Which Filesystem is Best for CompactFlash?

HungWeiLo asks: "We're currently using a Debian-based distribution for an embedded device where we're placing our primary kernel and filesystem on a 1GB CompactFlash card. The kernel will be placed in a read-only partition, while the other partition will be used for logging actions in the system and hosting a flatfile database. The concern here is the need to journalize the data (ext2 corrupts pretty badly since we power it on and off), and the need to minimize thrashing of the CompactFlash (we're using industrial-strength, million-write-cycle+ versions, but that can quickly get us into trouble if the filesystem constantly writes to the flash). Does anyone have any experience using filesystems in this situation? Which one should I look into for this type of application? Ext2? Ext3? Reiser? JFFS2? Help!"

Odd, ext2 works well for me

[notarus]

I run about a dozen machines running pebble (and soon, voyage) which are both debian based CF distros, and we don't have much problem with them at all. They get powered on and off a lot, I do quite a few live updates of specific files, etc, no problems.

Is it possible you're not actually suffering FS corruption but instead having problems with CF that just isn't suited for the task? We started this project using kingston, which is good flash for cameras, but we ran into lots of dead sectors. We've been using Lexar since, with no issues at all (of the 13 machines, i think we've lost 1 sector in 2 years).

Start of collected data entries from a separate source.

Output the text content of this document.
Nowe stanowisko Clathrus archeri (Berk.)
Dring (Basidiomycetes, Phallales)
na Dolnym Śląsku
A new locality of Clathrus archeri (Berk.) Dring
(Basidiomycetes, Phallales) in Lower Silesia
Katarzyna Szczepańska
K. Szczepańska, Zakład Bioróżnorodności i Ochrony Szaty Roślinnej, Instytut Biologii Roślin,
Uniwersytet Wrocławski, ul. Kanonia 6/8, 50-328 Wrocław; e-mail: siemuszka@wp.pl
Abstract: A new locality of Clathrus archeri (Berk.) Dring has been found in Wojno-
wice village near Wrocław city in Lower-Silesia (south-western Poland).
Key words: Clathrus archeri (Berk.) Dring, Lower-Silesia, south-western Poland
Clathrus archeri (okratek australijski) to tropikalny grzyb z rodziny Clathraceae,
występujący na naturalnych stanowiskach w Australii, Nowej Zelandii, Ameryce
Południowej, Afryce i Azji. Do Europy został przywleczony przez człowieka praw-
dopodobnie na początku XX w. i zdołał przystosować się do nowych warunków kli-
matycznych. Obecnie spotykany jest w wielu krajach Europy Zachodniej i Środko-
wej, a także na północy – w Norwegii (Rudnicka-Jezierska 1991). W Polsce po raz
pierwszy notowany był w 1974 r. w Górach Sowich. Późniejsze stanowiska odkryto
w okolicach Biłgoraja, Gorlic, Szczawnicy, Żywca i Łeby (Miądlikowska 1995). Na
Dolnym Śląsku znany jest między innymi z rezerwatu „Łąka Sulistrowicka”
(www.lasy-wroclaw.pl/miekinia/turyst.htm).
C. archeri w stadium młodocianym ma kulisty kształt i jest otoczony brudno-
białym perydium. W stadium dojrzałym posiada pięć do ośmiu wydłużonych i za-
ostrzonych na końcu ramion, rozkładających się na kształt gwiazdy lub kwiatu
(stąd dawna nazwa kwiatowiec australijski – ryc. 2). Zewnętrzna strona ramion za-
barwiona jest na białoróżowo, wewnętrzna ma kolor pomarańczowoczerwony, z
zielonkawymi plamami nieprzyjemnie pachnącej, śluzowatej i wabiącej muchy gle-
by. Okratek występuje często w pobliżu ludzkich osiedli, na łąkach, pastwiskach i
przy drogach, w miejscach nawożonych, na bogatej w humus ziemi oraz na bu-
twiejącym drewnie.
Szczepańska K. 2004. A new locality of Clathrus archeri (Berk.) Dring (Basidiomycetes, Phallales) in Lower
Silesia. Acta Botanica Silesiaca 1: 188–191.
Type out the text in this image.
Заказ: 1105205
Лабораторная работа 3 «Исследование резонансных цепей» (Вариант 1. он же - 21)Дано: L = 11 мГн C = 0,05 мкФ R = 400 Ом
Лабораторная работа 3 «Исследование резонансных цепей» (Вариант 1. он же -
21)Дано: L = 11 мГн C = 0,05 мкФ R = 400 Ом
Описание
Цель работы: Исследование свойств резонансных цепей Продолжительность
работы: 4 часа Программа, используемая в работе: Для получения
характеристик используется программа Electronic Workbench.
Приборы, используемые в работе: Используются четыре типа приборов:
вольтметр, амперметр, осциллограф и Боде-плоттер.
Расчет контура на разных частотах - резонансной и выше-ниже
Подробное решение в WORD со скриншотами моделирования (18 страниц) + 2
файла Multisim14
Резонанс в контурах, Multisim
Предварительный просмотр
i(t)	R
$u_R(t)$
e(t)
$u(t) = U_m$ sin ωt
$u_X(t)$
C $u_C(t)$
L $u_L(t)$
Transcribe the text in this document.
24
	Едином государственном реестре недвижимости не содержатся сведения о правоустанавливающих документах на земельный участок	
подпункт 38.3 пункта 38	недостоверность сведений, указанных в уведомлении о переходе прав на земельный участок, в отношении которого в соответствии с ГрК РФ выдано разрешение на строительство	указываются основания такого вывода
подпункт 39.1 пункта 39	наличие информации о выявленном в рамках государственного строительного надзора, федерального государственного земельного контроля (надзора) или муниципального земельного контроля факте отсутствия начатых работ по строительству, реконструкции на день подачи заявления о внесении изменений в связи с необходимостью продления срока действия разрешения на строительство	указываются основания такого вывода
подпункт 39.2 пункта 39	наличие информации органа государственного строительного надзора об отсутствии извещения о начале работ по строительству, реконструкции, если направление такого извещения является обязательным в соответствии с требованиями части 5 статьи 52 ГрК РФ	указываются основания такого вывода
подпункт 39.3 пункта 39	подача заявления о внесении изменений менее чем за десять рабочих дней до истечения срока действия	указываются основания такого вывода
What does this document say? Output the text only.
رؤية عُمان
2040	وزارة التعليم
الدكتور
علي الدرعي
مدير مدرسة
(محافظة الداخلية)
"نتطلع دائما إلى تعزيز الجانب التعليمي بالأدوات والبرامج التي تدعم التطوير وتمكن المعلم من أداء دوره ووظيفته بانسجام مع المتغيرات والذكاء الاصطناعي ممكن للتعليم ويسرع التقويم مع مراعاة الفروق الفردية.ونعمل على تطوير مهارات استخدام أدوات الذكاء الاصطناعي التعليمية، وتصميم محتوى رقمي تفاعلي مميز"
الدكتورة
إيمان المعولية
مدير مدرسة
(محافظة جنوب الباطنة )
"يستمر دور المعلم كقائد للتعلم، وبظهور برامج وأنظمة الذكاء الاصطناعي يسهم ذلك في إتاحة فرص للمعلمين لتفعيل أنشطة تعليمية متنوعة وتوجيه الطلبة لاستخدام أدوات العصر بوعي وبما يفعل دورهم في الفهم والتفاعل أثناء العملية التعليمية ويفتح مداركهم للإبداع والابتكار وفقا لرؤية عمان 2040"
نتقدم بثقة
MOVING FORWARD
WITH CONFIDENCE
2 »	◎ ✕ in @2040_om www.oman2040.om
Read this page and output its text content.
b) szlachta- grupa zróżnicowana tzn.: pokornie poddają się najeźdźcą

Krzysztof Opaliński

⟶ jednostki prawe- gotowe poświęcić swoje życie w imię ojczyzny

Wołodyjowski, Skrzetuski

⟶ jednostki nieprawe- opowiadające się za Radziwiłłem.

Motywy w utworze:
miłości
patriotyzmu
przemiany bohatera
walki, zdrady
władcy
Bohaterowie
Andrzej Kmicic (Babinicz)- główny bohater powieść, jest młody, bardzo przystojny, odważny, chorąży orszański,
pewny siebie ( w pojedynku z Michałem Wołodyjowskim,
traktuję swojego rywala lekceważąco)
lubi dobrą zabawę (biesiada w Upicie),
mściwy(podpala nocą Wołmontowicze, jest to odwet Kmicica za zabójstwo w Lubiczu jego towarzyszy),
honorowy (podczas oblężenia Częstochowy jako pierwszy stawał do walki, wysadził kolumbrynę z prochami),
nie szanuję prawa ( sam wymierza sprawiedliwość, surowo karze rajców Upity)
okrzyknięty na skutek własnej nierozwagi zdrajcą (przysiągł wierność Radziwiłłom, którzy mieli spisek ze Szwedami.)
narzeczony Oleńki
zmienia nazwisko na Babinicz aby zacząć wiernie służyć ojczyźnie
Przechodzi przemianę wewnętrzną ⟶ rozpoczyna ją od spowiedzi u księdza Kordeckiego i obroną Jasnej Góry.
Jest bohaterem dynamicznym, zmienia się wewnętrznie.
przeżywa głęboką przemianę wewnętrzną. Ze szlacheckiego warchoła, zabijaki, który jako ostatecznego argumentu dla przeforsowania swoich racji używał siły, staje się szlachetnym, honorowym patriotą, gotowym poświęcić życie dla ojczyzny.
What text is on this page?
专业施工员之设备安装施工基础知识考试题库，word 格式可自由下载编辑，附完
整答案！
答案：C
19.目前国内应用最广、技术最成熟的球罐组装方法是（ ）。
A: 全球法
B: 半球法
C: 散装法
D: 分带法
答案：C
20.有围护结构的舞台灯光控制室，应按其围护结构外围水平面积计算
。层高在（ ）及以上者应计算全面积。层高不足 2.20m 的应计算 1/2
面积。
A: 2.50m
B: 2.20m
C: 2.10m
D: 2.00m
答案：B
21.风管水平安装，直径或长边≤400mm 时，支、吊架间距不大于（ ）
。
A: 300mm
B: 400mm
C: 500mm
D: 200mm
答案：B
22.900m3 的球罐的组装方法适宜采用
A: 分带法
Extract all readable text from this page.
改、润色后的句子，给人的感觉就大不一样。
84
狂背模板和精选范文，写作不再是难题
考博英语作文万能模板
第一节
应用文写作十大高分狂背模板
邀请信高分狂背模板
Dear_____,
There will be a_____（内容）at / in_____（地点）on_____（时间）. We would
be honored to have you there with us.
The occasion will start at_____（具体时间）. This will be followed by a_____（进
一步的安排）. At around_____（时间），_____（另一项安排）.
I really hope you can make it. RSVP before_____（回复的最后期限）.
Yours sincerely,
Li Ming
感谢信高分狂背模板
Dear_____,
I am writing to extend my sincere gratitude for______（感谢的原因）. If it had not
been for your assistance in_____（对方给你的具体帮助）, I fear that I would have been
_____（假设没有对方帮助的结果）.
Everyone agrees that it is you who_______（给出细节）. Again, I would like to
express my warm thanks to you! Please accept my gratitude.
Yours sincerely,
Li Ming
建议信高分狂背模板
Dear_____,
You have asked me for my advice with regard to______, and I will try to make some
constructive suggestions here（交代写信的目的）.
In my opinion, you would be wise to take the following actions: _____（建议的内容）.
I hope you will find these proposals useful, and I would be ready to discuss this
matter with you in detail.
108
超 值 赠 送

let me guess - gaming terminal?

[toby]

You probably want a filesystem tailored to Flash characteristics, such as YAFFS [aleph1.co.uk].

jffs was designed

[elhedran]

http://en.wikipedia.org/wiki/JFFS2 [wikipedia.org]

If you did even a small amount of research you would have seen that JFFS2 was designed for flash memory devices, and has journaling. Its a little harder to make file systems for (at least the last time I was doing so) but given your criteria its what you are looking for.

I'd recommend doing experiments

[davidwr]

Before you settle on an answer, pick 2 or 3 possible solutions do some real-world experiments to make sure the chosen solution 1) works well and 2) isn't inferior to another candidate solution.

Don't discount unsophisticated filesystems such as FAT and its variations.

For the read-only filesystem, FAT, MINIX, or even a read-only OS like cramfs might be better under certain circumstances.

Whatever filesystem you use, consider immediate-write-commit for file-system operations or better yet all operations rather than worrying about journaling. Write-on-commit everything is a little slow but it's hard to beat for data integrity after sudden power loss.

As for thrashing due to memory limits - don't use swap space. Ante up for more memory and write your code so it fails gracefully if it is out of RAM.

Consider having your power-down the desktop equivalent of "sleep" or "hibernate" rather than "off." That way, you either never save RAM or only save it at power-off. Use battery-backed-up RAM or NVRAM to make the "sleep" mode if you have to. These also mostly-solve the journaling problem, as you won't have a lot of unexpected fresh-starts.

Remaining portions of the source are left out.